Cão
O Espírito e o Cãozinho

(Sociedade, 4 de maio de 1860 – Médium: Sr. Didier)
O Sr. G. G..., de Marselha, nos transmite o seguinte fato:

“Um rapaz faleceu há oito meses e sua família, na qual há três irmãs médiuns, o evoca quase diariamente, por meio de uma cesta. Cada vez que o Espírito é chamado, um cãozinho, do qual muito gostava, salta sobre a mesa e vem cheirar a cesta, soltando pequenos ganidos. A primeira vez que isto aconteceu, a cesta escreveu: ‘Meu bravo cachorrinho, que me reconhece.’

“Não presenciei o fato, mas as pessoas, das quais o ouvi várias vezes, o testemunharam e são excelentes espíritas e muito sérias para que eu possa pôr em dúvida a sua veracidade. Perguntei a mim mesmo se o perispírito conservava partículas materiais suficientes para afetar o olfato do cão, ou se este seria dotado da faculdade de ver os Espíritos. É um problema que me parece útil aprofundar, caso ainda não esteja resolvido.”

1. Evocação do Sr. M***, morto há oito meses, do qual acabamos de falar.
Resp. – Eis-me aqui.

2. Confirmais o fato relativo ao vosso cão, que vem cheirar a cesta que serve às vossas evocações, e que parece reconhecer-vos?
Resp. – Sim.

3. Poderíeis dizer-nos a causa que atrai o cão para a cesta?
Resp. – A extrema finura dos sentidos pode levar a adivinhar a presença do Espírito e até vê-lo.

4. O cão vos vê ou vos sente?
Resp. – O olfato, sobretudo, e o fluido magnético.

Charlet

Observação – Charlet, o pintor, deu à Sociedade uma série de comunicações muito notáveis sobre os animais, e que publicaremos brevemente.
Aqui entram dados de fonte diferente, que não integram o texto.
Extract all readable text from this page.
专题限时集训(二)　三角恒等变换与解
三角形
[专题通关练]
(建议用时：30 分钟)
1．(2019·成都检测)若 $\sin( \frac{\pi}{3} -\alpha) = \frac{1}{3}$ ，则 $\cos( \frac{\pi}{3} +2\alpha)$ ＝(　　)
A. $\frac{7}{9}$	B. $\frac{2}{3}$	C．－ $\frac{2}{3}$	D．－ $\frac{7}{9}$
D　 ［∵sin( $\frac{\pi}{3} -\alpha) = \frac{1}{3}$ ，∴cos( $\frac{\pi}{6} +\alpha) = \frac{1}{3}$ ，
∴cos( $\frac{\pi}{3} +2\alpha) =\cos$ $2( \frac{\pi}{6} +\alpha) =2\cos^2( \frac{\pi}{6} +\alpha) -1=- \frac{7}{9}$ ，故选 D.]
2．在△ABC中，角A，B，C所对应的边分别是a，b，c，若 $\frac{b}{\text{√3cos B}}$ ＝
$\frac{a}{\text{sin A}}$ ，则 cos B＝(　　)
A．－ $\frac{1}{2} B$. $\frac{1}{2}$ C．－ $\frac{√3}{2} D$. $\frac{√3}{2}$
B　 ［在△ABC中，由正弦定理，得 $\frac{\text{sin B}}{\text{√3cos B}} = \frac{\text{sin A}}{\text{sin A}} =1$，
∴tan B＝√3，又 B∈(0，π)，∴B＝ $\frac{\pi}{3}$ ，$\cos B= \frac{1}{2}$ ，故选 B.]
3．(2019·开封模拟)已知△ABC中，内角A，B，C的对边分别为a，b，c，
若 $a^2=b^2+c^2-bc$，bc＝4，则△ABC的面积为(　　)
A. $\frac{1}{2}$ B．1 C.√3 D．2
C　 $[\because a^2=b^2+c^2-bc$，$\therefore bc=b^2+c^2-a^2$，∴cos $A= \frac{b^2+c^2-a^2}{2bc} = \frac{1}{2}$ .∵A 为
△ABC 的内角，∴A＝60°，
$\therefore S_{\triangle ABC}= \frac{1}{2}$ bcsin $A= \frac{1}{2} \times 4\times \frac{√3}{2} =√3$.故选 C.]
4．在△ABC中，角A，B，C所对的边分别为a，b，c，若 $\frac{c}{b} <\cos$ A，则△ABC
Por certo foi a esse título que interferiu espontaneamente na presente evocação.

5. Considerando que Charlet quer mesmo intervir na questão de que nos ocupamos, nós lhe pedimos que dê algumas explicações a respeito.
Resp. – Com prazer. O fato é perfeitamente verossímil e, em conseqüência, natural. Falo em geral, pois não conheço aquele de que se trata. O cão é dotado de uma organização muito particular; compreende o homem, eis tudo. Sente-o, segue-o em todas as suas ações com a curiosidade de uma criança; ama-o e chega mesmo a ponto – e temos muitos exemplos para confirmar o que adiantamos – de a ele se devotar. O cão deve ser – não tenho certeza, entendei bem – um desses animais vindos de um mundo já avançado, para sustentar o homem em seu sofrimento, servi-lo,guardá-lo. Acabo de falar das qualidades morais que, positivamente, o cão possui. Quanto às suas faculdades sensitivas, são extremamente apuradas. Todos os caçadores conhecem a sutileza do faro do cão; além dessa faculdade, o cão compreende quase todas as ações do homem; compreende a importância de sua morte. Por que não adivinharia a sua alma e por que, mesmo, não a veria?

Charlet

No dia seguinte a Sra. Lesc..., médium, membro da Sociedade, obteve em particular a explicação seguinte, sobre o mesmo assunto:

“O fato citado na Sociedade é verídico, embora o perispírito desprendido do corpo não tenha nenhuma de suas emanações. O cão farejava a presença do dono; quando digo farejava, entendo que seus órgãos percebiam sem que os olhos vissem, sem que o nariz sentisse; mas todo o seu ser estava advertido da presença do dono, e essa advertência lhe era dada, sobretudo, pela vontade que se desprendia do Espírito dos que evocavam o morto. A vontade humana alcança e adverte o instinto dos animais, principalmente dos cães, antes que algum sinal exterior o tenha revelado. O cão é posto, por suas fibras nervosas, em contato direto conosco, Espírito, quase tanto quanto com os homens; percebe as aparições; dá-se conta da diferença existente entre elas e as coisas reais ou terrestres e lhes tem um grande pavor. O cão uiva à Lua, conforme a expressão vulgar; uiva também quando sente a morte chegar. Em ambos os casos, e em muitos outros ainda, o cão é intuitivo. Acrescentarei que seu órgão visual é menos desenvolvido que seu órgão perceptivo; ele vê menos do que sente. O fluido elétrico o penetra quase que habitualmente. O fato que me serviu de ponto de partida nada tem de surpreendente, porque, no momento do desprendimento da vontade que chamava seu dono, o cão sentia sua presença quase tão depressa que o próprio Espírito ouvia e respondia à chamada que lhe era feita.”